Looking ahead into this school year, I plan on meeting with each one of my students using Learning Partnership Conversations. Each week I will check in with three of my students 1:1 and then rotate so that each student will have a week where they can talk to me during a low stakes and informal meeting to understand them as learners. Students will be able to talk about whatever comes to mind: their schoolwork, their home life, how their day was. It will be up to them.
What I learned is that Learning Partnership Conversations and check ins are not just for when students act up but rather it serves as a check in for them.
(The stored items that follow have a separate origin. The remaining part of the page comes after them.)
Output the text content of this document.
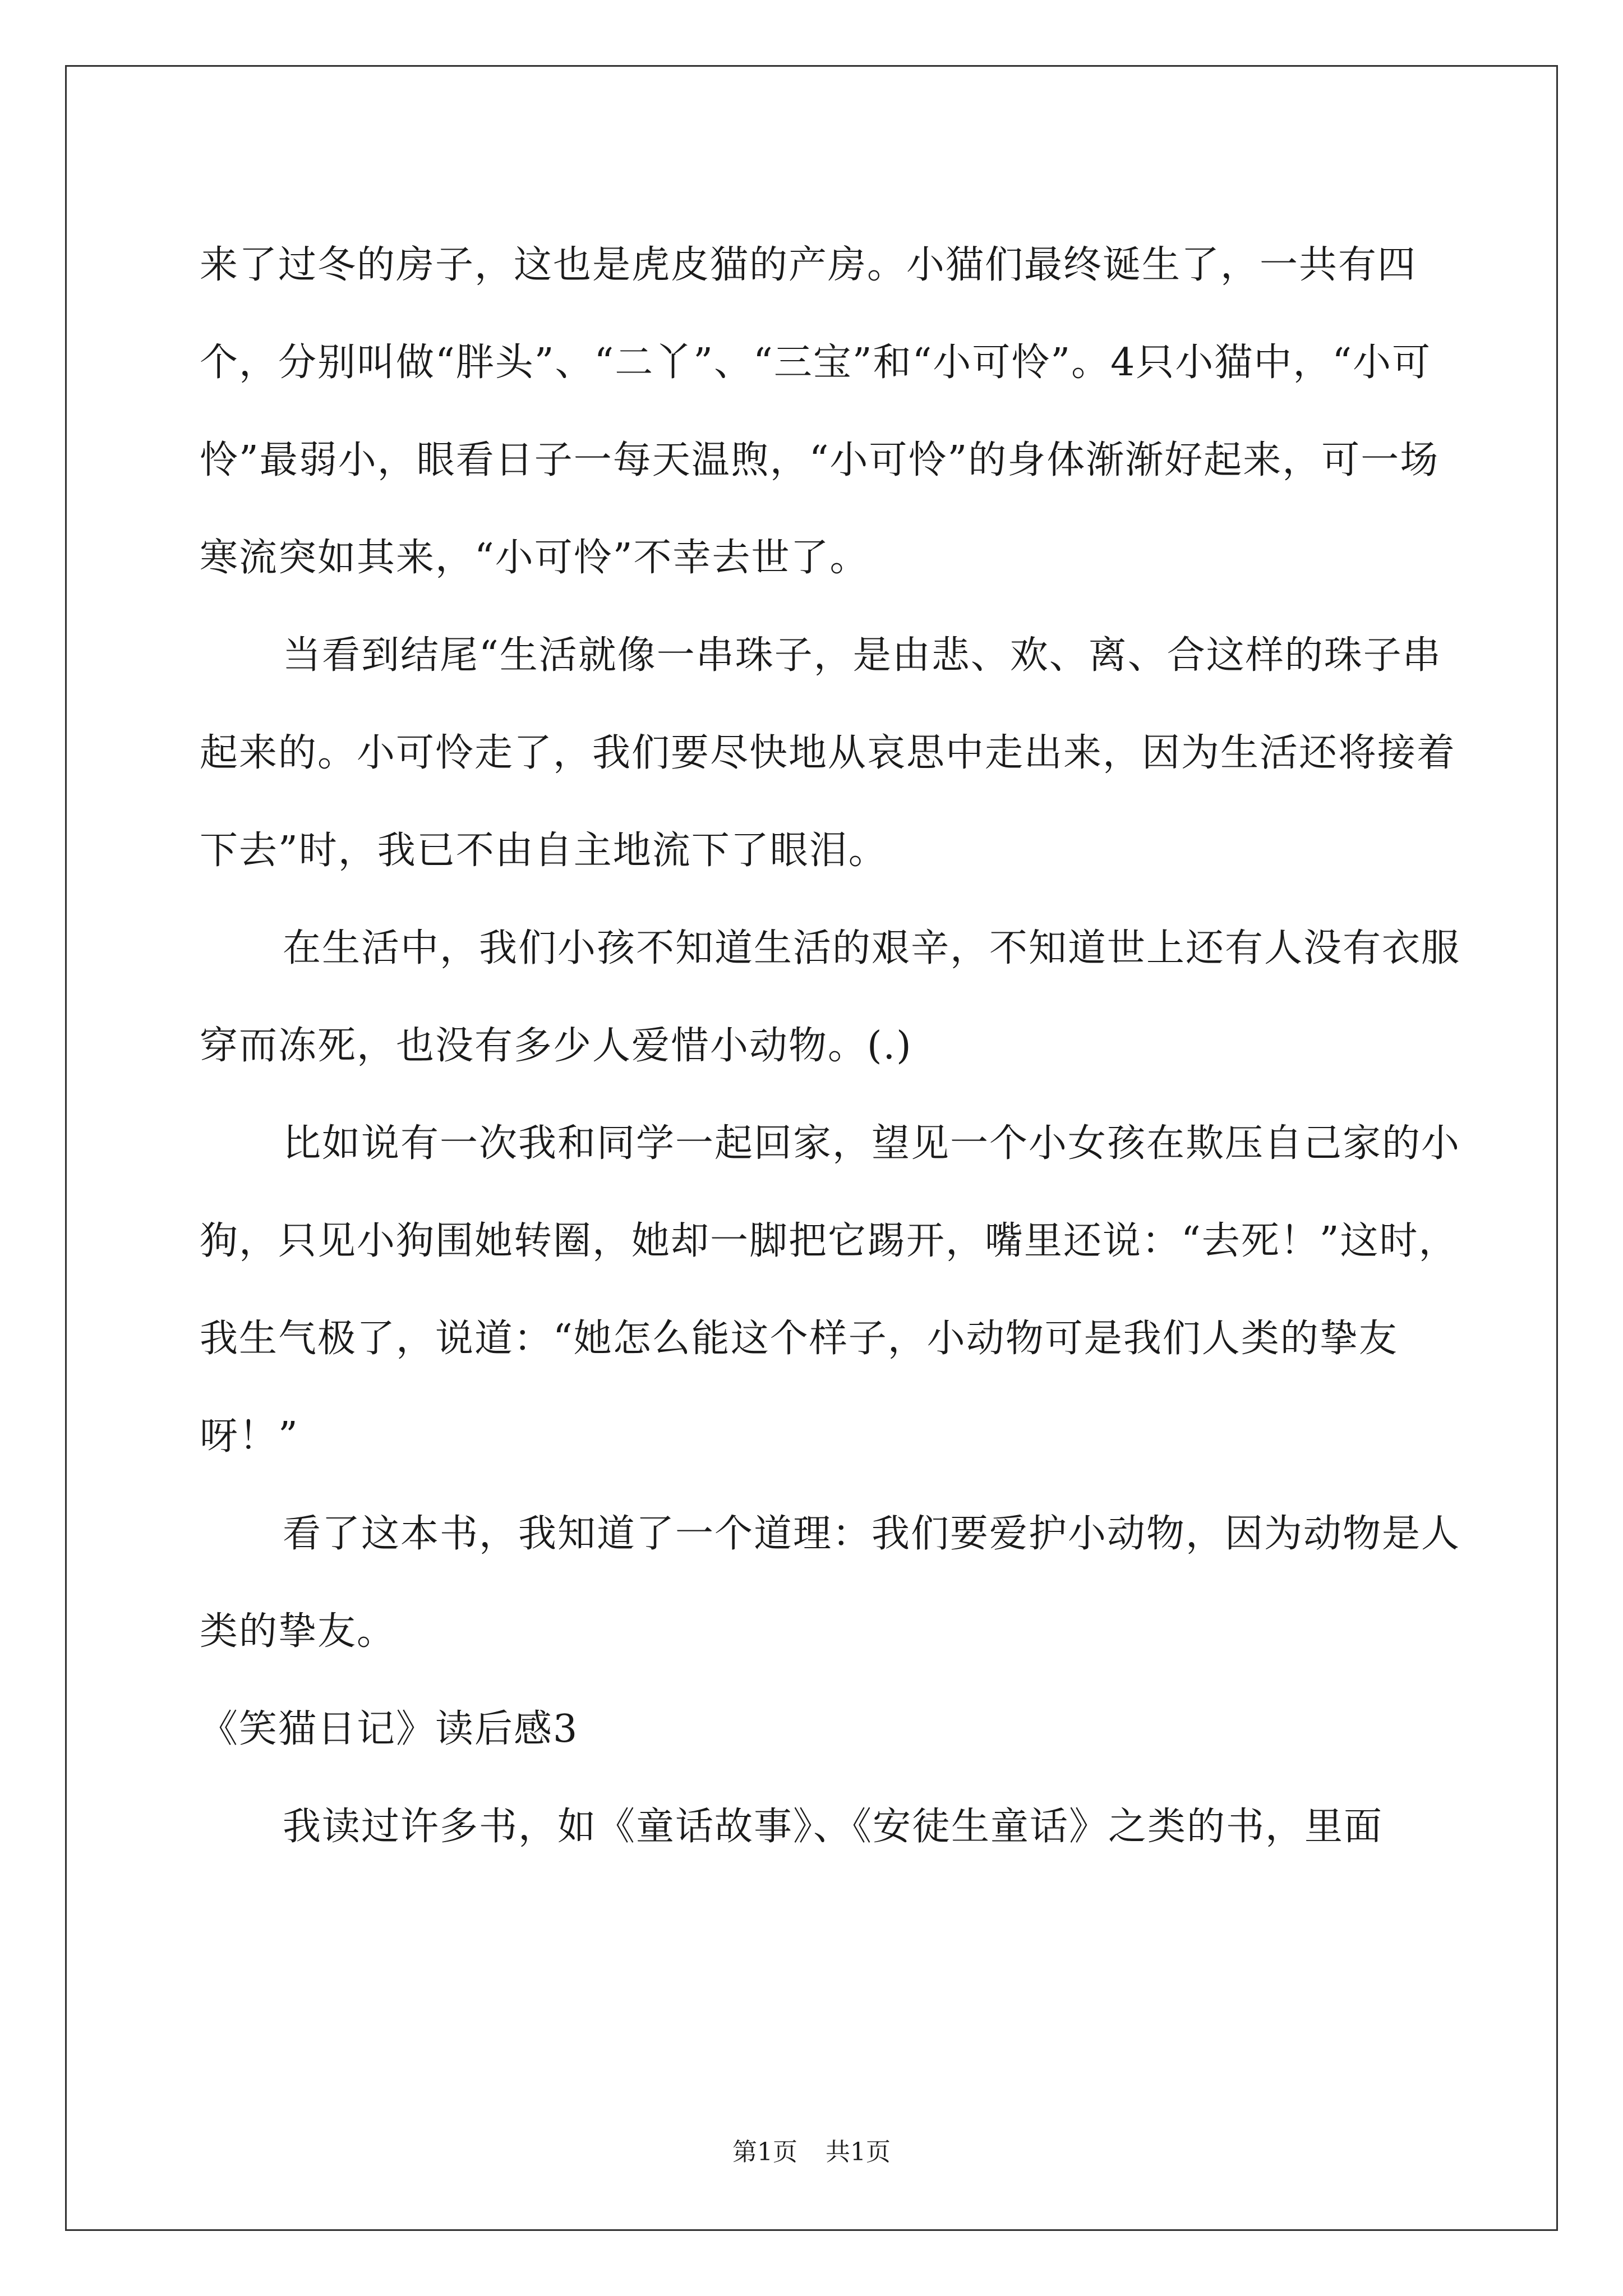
来了过冬的房子，这也是虎皮猫的产房。小猫们最终诞生了，一共有四个，分别叫做“胖头”、“二丫”、“三宝”和“小可怜”。4只小猫中，“小可怜”最弱小，眼看日子一每天温煦，“小可怜”的身体渐渐好起来，可一场寒流突如其来，“小可怜”不幸去世了。

当看到结尾“生活就像一串珠子，是由悲、欢、离、合这样的珠子串起来的。小可怜走了，我们要尽快地从哀思中走出来，因为生活还将接着下去”时，我已不由自主地流下了眼泪。

在生活中，我们小孩不知道生活的艰辛，不知道世上还有人没有衣服穿而冻死，也没有多少人爱惜小动物。(.)

比如说有一次我和同学一起回家，望见一个小女孩在欺压自己家的小狗，只见小狗围她转圈，她却一脚把它踢开，嘴里还说：“去死！”这时，我生气极了，说道：“她怎么能这个样子，小动物可是我们人类的挚友呀！”

看了这本书，我知道了一个道理：我们要爱护小动物，因为动物是人类的挚友。

《笑猫日记》读后感3

我读过许多书，如《童话故事》、《安徒生童话》之类的书，里面

第1页 共1页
Giving them that time and space to explore their feelings. I believe that by having these authentic conversations and connections, students and teachers will be able to bridge connections and create the space for active learning and genuine connections.
Jacquelynn Nguyen (they/them) has just completed their first (and without a doubt, unprecedented) year teaching 6th grade math and science at Montalvin Manor K-8 in Richmond, CA and is now in the process of becoming a 7th grade literacy teacher. Outside of education and teaching, Jacquelynn loves to tend to their local community garden, create art, and hang with their 2 cats and bearded dragon!
They believe in dismantling white supremacy in the classroom as well as transforming education into a means of liberation and solidarity amongst their community.